Autour des années 2000, Armanoush Tchakhmakhchian est une jeune fille perturbée, elle oscille entre ses origines arméniennes et américaines. Un beau jour, et dans le plus grand secret, elle s'envole pour Istanbul afin de mieux connaître la partie turco/arménienne de sa branche paternelle. De sa rencontre avec Asya et de ses quatre tantes naîtra une amitié réciproque. Cependant, en évoquant le passé, inévitablement des révélations se font jour, déchirant un tissu de non-dits sur deux histoires étroitement soudées par le destin : l'une familiale et l'autre issue de la tragédie du peuple arménien.
Les traumatismes et les déchirures de l'histoire de la Turquie sont si profonds et si dramatiques, qu'ils laissent un terreau très fertile pour qu'une littérature digne de ce nom puisse y prospérer avec intelligence, du moins est-ce le cas pour Elif Shafak. Elle nous donne à lire une Istanbul moderne, écartelée entre passé et avenir, un pied de chaque côté du Bosphore, l'un souhaitant suivre une Europe progressiste où prime l'idée de liberté, et l'autre restant fidèle aux traditions d'un Orient de légende. Comme le dit si bien Amin Maalouf dans la préface, inspiré du célèbre livre de Pessao : Elif Shafak écrit, et de belle manière, sur l'intranquillité.
Assurément, le monde de l'écrivaine est celui des femmes, des femmes qui tissent le lien familial, des femmes qui soignent les plaies, des femmes éternelles. Toutes portent le deuil d'un père, d'un époux ou d'un fils. De fait, les hommes ne sont que de passage, leur présence est furtive, telles des ombres : décédant trop vite pour laisser une trace indélébile, ils n'existent que par leurs souvenirs.
Elif Shafak met en scène une famille de chaque origine, l'une turque, vivant à Istanbul sous le toit d'une grande maison ottomane : un konak ; et l'autre arménienne, vivant en diaspora en Amérique. Entre ces deux communauté, Elif Shafak ouvre les débats qui fâchent. Elle argumente intelligemment entre une Turquie qui a aboli son passé pour mieux se tourner vers l'avenir et une Arménie qui vit éternellement avec à l'esprit le génocide qu'elle a subi sous l'autorité ottomane. Elif sait unir, pacifier et réconcilier grâce à l’intelligence d'une catharsis patente. Autre confrontation avec un Istanbul où se côtoient les têtes voilées et les jupes très courtes, les jambes couvertes et les bras tatoués, l'islam rigoureux et le nihilisme par bravade. Avec une rare clairvoyance, Elif confronte les esprits et les consciences à un monde cosmopolite, tels que l'étaient tant de villes du Proche-Orient avant l’arrivée d'un intégrisme pur et dur.

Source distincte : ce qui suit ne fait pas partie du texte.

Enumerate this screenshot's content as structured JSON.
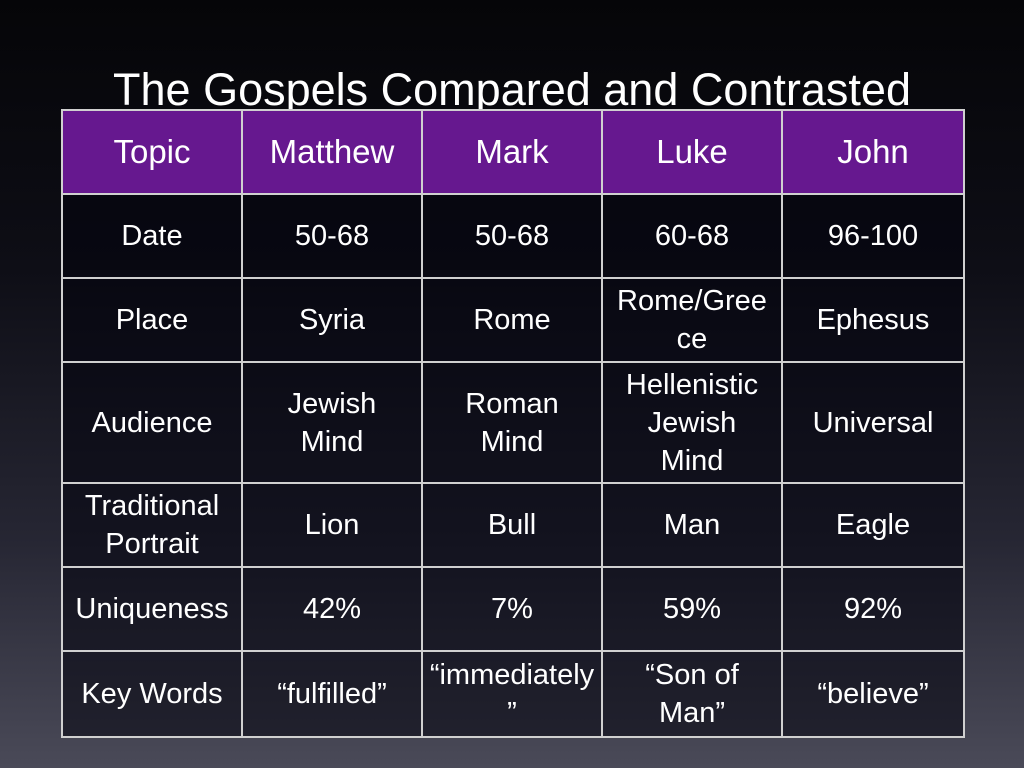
{
  "slide": {
    "title": "The Gospels Compared and Contrasted"
  },
  "table": {
    "headers": [
      "Topic",
      "Matthew",
      "Mark",
      "Luke",
      "John"
    ],
    "rows": [
      {
        "label": "Date",
        "cells": [
          [
            "50-68"
          ],
          [
            "50-68"
          ],
          [
            "60-68"
          ],
          [
            "96-100"
          ]
        ]
      },
      {
        "label": "Place",
        "cells": [
          [
            "Syria"
          ],
          [
            "Rome"
          ],
          [
            "Rome/Gree",
            "ce"
          ],
          [
            "Ephesus"
          ]
        ]
      },
      {
        "label": "Audience",
        "cells": [
          [
            "Jewish",
            "Mind"
          ],
          [
            "Roman",
            "Mind"
          ],
          [
            "Hellenistic",
            "Jewish",
            "Mind"
          ],
          [
            "Universal"
          ]
        ]
      },
      {
        "label_lines": [
          "Traditional",
          "Portrait"
        ],
        "cells": [
          [
            "Lion"
          ],
          [
            "Bull"
          ],
          [
            "Man"
          ],
          [
            "Eagle"
          ]
        ]
      },
      {
        "label": "Uniqueness",
        "cells": [
          [
            "42%"
          ],
          [
            "7%"
          ],
          [
            "59%"
          ],
          [
            "92%"
          ]
        ]
      },
      {
        "label": "Key Words",
        "cells": [
          [
            "“fulfilled”"
          ],
          [
            "“immediately”"
          ],
          [
            "“Son of",
            "Man”"
          ],
          [
            "“believe”"
          ]
        ]
      }
    ]
  },
  "colors": {
    "header_background": "#66188f",
    "border": "#d0d0d0",
    "text": "#ffffff"
  }
}
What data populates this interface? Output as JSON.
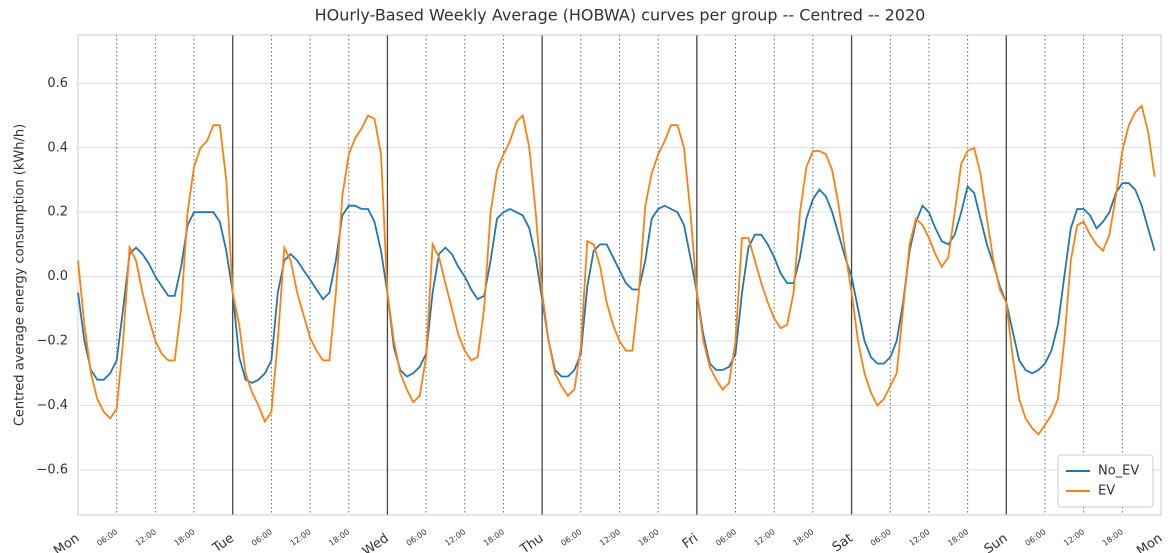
{
  "chart_data": {
    "type": "line",
    "title": "HOurly-Based Weekly Average (HOBWA) curves per group -- Centred -- 2020",
    "y_label": "Centred average energy consumption (kWh/h)",
    "x": [
      0,
      1,
      2,
      3,
      4,
      5,
      6,
      7,
      8,
      9,
      10,
      11,
      12,
      13,
      14,
      15,
      16,
      17,
      18,
      19,
      20,
      21,
      22,
      23,
      24,
      25,
      26,
      27,
      28,
      29,
      30,
      31,
      32,
      33,
      34,
      35,
      36,
      37,
      38,
      39,
      40,
      41,
      42,
      43,
      44,
      45,
      46,
      47,
      48,
      49,
      50,
      51,
      52,
      53,
      54,
      55,
      56,
      57,
      58,
      59,
      60,
      61,
      62,
      63,
      64,
      65,
      66,
      67,
      68,
      69,
      70,
      71,
      72,
      73,
      74,
      75,
      76,
      77,
      78,
      79,
      80,
      81,
      82,
      83,
      84,
      85,
      86,
      87,
      88,
      89,
      90,
      91,
      92,
      93,
      94,
      95,
      96,
      97,
      98,
      99,
      100,
      101,
      102,
      103,
      104,
      105,
      106,
      107,
      108,
      109,
      110,
      111,
      112,
      113,
      114,
      115,
      116,
      117,
      118,
      119,
      120,
      121,
      122,
      123,
      124,
      125,
      126,
      127,
      128,
      129,
      130,
      131,
      132,
      133,
      134,
      135,
      136,
      137,
      138,
      139,
      140,
      141,
      142,
      143,
      144,
      145,
      146,
      147,
      148,
      149,
      150,
      151,
      152,
      153,
      154,
      155,
      156,
      157,
      158,
      159,
      160,
      161,
      162,
      163,
      164,
      165,
      166,
      167
    ],
    "series": [
      {
        "name": "No_EV",
        "color": "#1f77b4",
        "values": [
          -0.05,
          -0.2,
          -0.29,
          -0.32,
          -0.32,
          -0.3,
          -0.26,
          -0.1,
          0.07,
          0.09,
          0.07,
          0.04,
          0.0,
          -0.03,
          -0.06,
          -0.06,
          0.03,
          0.16,
          0.2,
          0.2,
          0.2,
          0.2,
          0.17,
          0.08,
          -0.05,
          -0.25,
          -0.32,
          -0.33,
          -0.32,
          -0.3,
          -0.26,
          -0.05,
          0.05,
          0.07,
          0.05,
          0.02,
          -0.01,
          -0.04,
          -0.07,
          -0.05,
          0.05,
          0.19,
          0.22,
          0.22,
          0.21,
          0.21,
          0.17,
          0.08,
          -0.05,
          -0.22,
          -0.29,
          -0.31,
          -0.3,
          -0.28,
          -0.24,
          -0.05,
          0.07,
          0.09,
          0.07,
          0.03,
          0.0,
          -0.04,
          -0.07,
          -0.06,
          0.05,
          0.18,
          0.2,
          0.21,
          0.2,
          0.19,
          0.15,
          0.06,
          -0.07,
          -0.2,
          -0.29,
          -0.31,
          -0.31,
          -0.29,
          -0.24,
          -0.03,
          0.08,
          0.1,
          0.1,
          0.06,
          0.02,
          -0.02,
          -0.04,
          -0.04,
          0.05,
          0.18,
          0.21,
          0.22,
          0.21,
          0.2,
          0.16,
          0.06,
          -0.05,
          -0.18,
          -0.27,
          -0.29,
          -0.29,
          -0.28,
          -0.24,
          -0.05,
          0.09,
          0.13,
          0.13,
          0.1,
          0.06,
          0.01,
          -0.02,
          -0.02,
          0.06,
          0.18,
          0.24,
          0.27,
          0.25,
          0.2,
          0.13,
          0.06,
          0.0,
          -0.1,
          -0.2,
          -0.25,
          -0.27,
          -0.27,
          -0.25,
          -0.2,
          -0.08,
          0.08,
          0.17,
          0.22,
          0.2,
          0.15,
          0.11,
          0.1,
          0.13,
          0.2,
          0.28,
          0.26,
          0.18,
          0.1,
          0.04,
          -0.03,
          -0.08,
          -0.17,
          -0.26,
          -0.29,
          -0.3,
          -0.29,
          -0.27,
          -0.23,
          -0.15,
          0.0,
          0.15,
          0.21,
          0.21,
          0.19,
          0.15,
          0.17,
          0.2,
          0.26,
          0.29,
          0.29,
          0.27,
          0.22,
          0.15,
          0.08
        ]
      },
      {
        "name": "EV",
        "color": "#ff7f0e",
        "values": [
          0.05,
          -0.15,
          -0.3,
          -0.38,
          -0.42,
          -0.44,
          -0.41,
          -0.2,
          0.09,
          0.05,
          -0.05,
          -0.13,
          -0.2,
          -0.24,
          -0.26,
          -0.26,
          -0.1,
          0.2,
          0.34,
          0.4,
          0.42,
          0.47,
          0.47,
          0.3,
          -0.05,
          -0.15,
          -0.3,
          -0.36,
          -0.4,
          -0.45,
          -0.42,
          -0.2,
          0.09,
          0.05,
          -0.05,
          -0.12,
          -0.19,
          -0.23,
          -0.26,
          -0.26,
          -0.05,
          0.25,
          0.38,
          0.43,
          0.46,
          0.5,
          0.49,
          0.38,
          -0.05,
          -0.2,
          -0.3,
          -0.35,
          -0.39,
          -0.37,
          -0.25,
          0.1,
          0.06,
          -0.02,
          -0.1,
          -0.18,
          -0.23,
          -0.26,
          -0.25,
          -0.1,
          0.2,
          0.33,
          0.38,
          0.42,
          0.48,
          0.5,
          0.4,
          0.2,
          -0.05,
          -0.2,
          -0.3,
          -0.34,
          -0.37,
          -0.35,
          -0.22,
          0.11,
          0.1,
          0.03,
          -0.08,
          -0.15,
          -0.2,
          -0.23,
          -0.23,
          -0.05,
          0.22,
          0.32,
          0.38,
          0.42,
          0.47,
          0.47,
          0.4,
          0.2,
          -0.05,
          -0.2,
          -0.28,
          -0.32,
          -0.35,
          -0.33,
          -0.2,
          0.12,
          0.12,
          0.05,
          -0.02,
          -0.08,
          -0.13,
          -0.16,
          -0.15,
          -0.05,
          0.2,
          0.34,
          0.39,
          0.39,
          0.38,
          0.33,
          0.22,
          0.08,
          -0.05,
          -0.2,
          -0.3,
          -0.36,
          -0.4,
          -0.38,
          -0.34,
          -0.3,
          -0.1,
          0.1,
          0.18,
          0.16,
          0.12,
          0.07,
          0.03,
          0.06,
          0.2,
          0.35,
          0.39,
          0.4,
          0.32,
          0.18,
          0.05,
          -0.04,
          -0.08,
          -0.25,
          -0.38,
          -0.44,
          -0.47,
          -0.49,
          -0.46,
          -0.43,
          -0.38,
          -0.2,
          0.05,
          0.16,
          0.17,
          0.13,
          0.1,
          0.08,
          0.13,
          0.25,
          0.39,
          0.47,
          0.51,
          0.53,
          0.45,
          0.31
        ]
      }
    ],
    "xlim": [
      0,
      168
    ],
    "xticks": [
      {
        "value": 0,
        "label": "Mon"
      },
      {
        "value": 6,
        "label": "06:00"
      },
      {
        "value": 12,
        "label": "12:00"
      },
      {
        "value": 18,
        "label": "18:00"
      },
      {
        "value": 24,
        "label": "Tue"
      },
      {
        "value": 30,
        "label": "06:00"
      },
      {
        "value": 36,
        "label": "12:00"
      },
      {
        "value": 42,
        "label": "18:00"
      },
      {
        "value": 48,
        "label": "Wed"
      },
      {
        "value": 54,
        "label": "06:00"
      },
      {
        "value": 60,
        "label": "12:00"
      },
      {
        "value": 66,
        "label": "18:00"
      },
      {
        "value": 72,
        "label": "Thu"
      },
      {
        "value": 78,
        "label": "06:00"
      },
      {
        "value": 84,
        "label": "12:00"
      },
      {
        "value": 90,
        "label": "18:00"
      },
      {
        "value": 96,
        "label": "Fri"
      },
      {
        "value": 102,
        "label": "06:00"
      },
      {
        "value": 108,
        "label": "12:00"
      },
      {
        "value": 114,
        "label": "18:00"
      },
      {
        "value": 120,
        "label": "Sat"
      },
      {
        "value": 126,
        "label": "06:00"
      },
      {
        "value": 132,
        "label": "12:00"
      },
      {
        "value": 138,
        "label": "18:00"
      },
      {
        "value": 144,
        "label": "Sun"
      },
      {
        "value": 150,
        "label": "06:00"
      },
      {
        "value": 156,
        "label": "12:00"
      },
      {
        "value": 162,
        "label": "18:00"
      },
      {
        "value": 168,
        "label": "Mon"
      }
    ],
    "ylim": [
      -0.74,
      0.75
    ],
    "yticks": [
      {
        "value": -0.6,
        "label": "−0.6"
      },
      {
        "value": -0.4,
        "label": "−0.4"
      },
      {
        "value": -0.2,
        "label": "−0.2"
      },
      {
        "value": 0,
        "label": "0.0"
      },
      0.2,
      0.4,
      0.6
    ],
    "grid": true,
    "legend": "lower right"
  }
}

Néanmoins, j'ai deux petits bémols qui m'ont gêné : primo, raconter l'histoire de deux familles sur quatre générations, cela induit un nombre très important de protagonistes, et je m'y suis parfois noyé ; secundo, multiplier les flash-back entrelaçant personnages et histoires m'ont obligé à quelques marches arrières dans ma lecture.
La bâtarde d'Istanbul est un roman universel à l'inspiration pacificatrice qui cherche à souligner les différences pour mieux les absorber, les dissoudre dans le temps, avec, en dessein, une rédemption puis une acceptation de l'autre et de ses richesses culturelles.